Terminar em pizza

POR JOTA CHRISTIANINI


A memória, ou a falta de, é um dos grandes problemas do brasileiro.


Dia desses no blog do Noblat o dono do blog perguntou qual a origem da expressão “acabar em pizza”. Li respostas de fazer ficar vermelha estátua de pedra. Pior que alguns respondem e ainda justificam dizendo estarem muito bem informado, pois foram orientados por pessoas influentes ou imaginariamente sábias.

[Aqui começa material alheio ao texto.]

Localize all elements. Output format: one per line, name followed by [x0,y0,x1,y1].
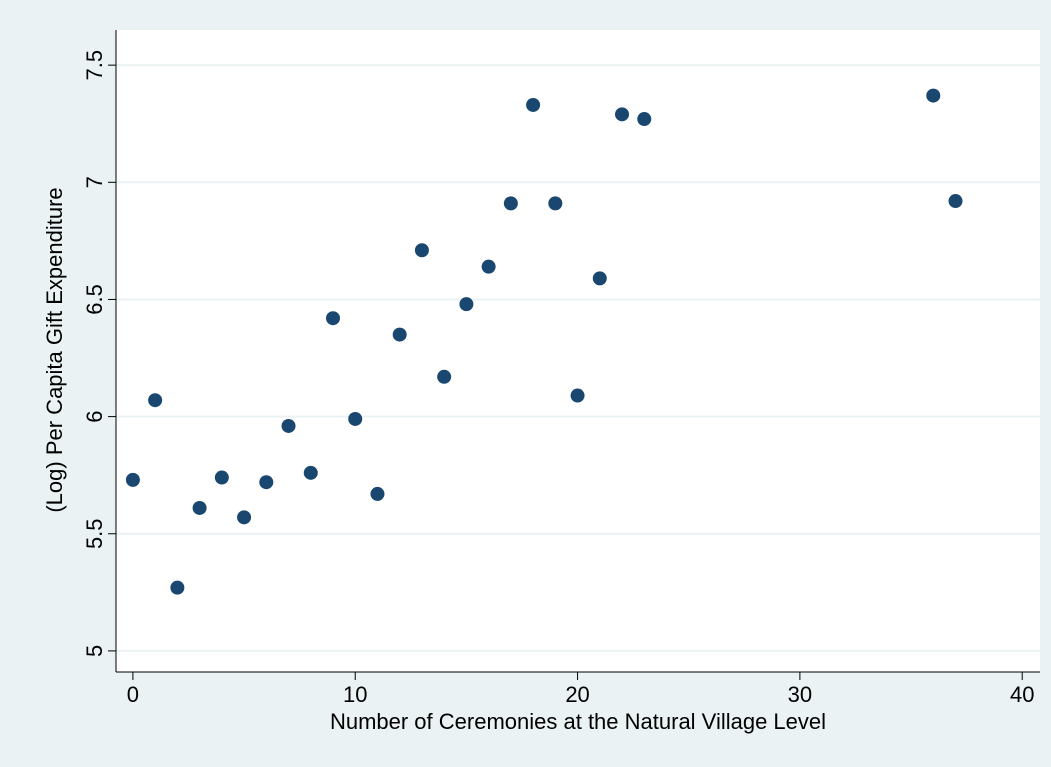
y-tick-label: 6 [82,410,107,422]
point [437,369,452,384]
y-axis-title: (Log) Per Capita Gift Expenditure [42,187,67,512]
point [503,196,518,211]
point [170,580,185,595]
plot-area [116,30,1040,672]
x-axis-title: Number of Ceremonies at the Natural Vill… [330,709,826,734]
point [214,470,229,485]
y-tick-label: 7.5 [82,50,107,81]
point [615,107,630,122]
point [237,510,252,525]
y-tick-label: 6.5 [82,284,107,315]
point [526,97,541,112]
point [192,500,207,515]
point [259,475,274,490]
x-tick-label: 10 [343,682,367,707]
point [125,472,140,487]
point [325,311,340,326]
x-tick-label: 40 [1010,682,1034,707]
point [148,393,163,408]
y-tick-label: 7 [82,176,107,188]
y-tick-label: 5 [82,645,107,657]
point [370,486,385,501]
x-tick-label: 30 [788,682,812,707]
point [303,465,318,480]
y-tick-label: 5.5 [82,518,107,549]
point [392,327,407,342]
point [948,194,963,209]
point [570,388,585,403]
x-tick-label: 20 [565,682,589,707]
point [926,88,941,103]
point [637,112,652,127]
point [548,196,563,211]
point [281,418,296,433]
point [414,243,429,258]
point [592,271,607,286]
point [459,297,474,312]
point [481,259,496,274]
x-tick-label: 0 [127,682,139,707]
point [348,411,363,426]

Diante das inúmeras sandices o próprio Noblat interferiu e lembrou que conhecia a versão de que a expressão resultava do fim de uma briga de cartolas`palmeirenses. Foi esculhambado por uma gentil senhora que dizia saber com toda exatidão que tudo nasceu por causa do depoimento de uma secretaria, que denunciava o ex chefe, numa dessas CPI.


Prá preservar a verdade, e nesse caso a fonte é a mais abalizada possível, já que ouvi a história do autor da frase, o jornalista Milton Peruzzi, vamos às origens da frase.


Anos 60, e a briga política era intensa em Parque Antárctica; o grupo político do Dr.Delfino Facchina não conseguia compor-se com o pessoal do Raphael Parisi. A reunião não terminava e os jornalistas do lado de fora da sala encostavam os ouvidos na porta para tentar antecipar como terminaria a confusão. A sala da reunião era onde hoje está o salão de festas e os jornalistas ficavam naquela porta que existia quando existia o bar inglês.


De repente o silêncio…


Não se ouviam gritos, nem murros nas mesas. Expectativa! Nisso abre a porta e os que antes brigavam saem abraçados e cantando, talvez o Sole Mio.


Atônitos os jornalistas avançam, Milton à frente, para ouvir os dirigentes.


— Tudo resolvido, tudo acertado, agora vamos comemorar, comendo umas pizzas e tomando “chianti” lá no Mário, na Rua Turiassu.


Peruzzi correu para o único telefone disponível, na barbearia que existe até hoje ao lado do portão. Ligou para a Gazeta Esportiva; deu a manchete para sua coluna, “O Periscopio”.


— A briga no Palmeiras acabou em pizza!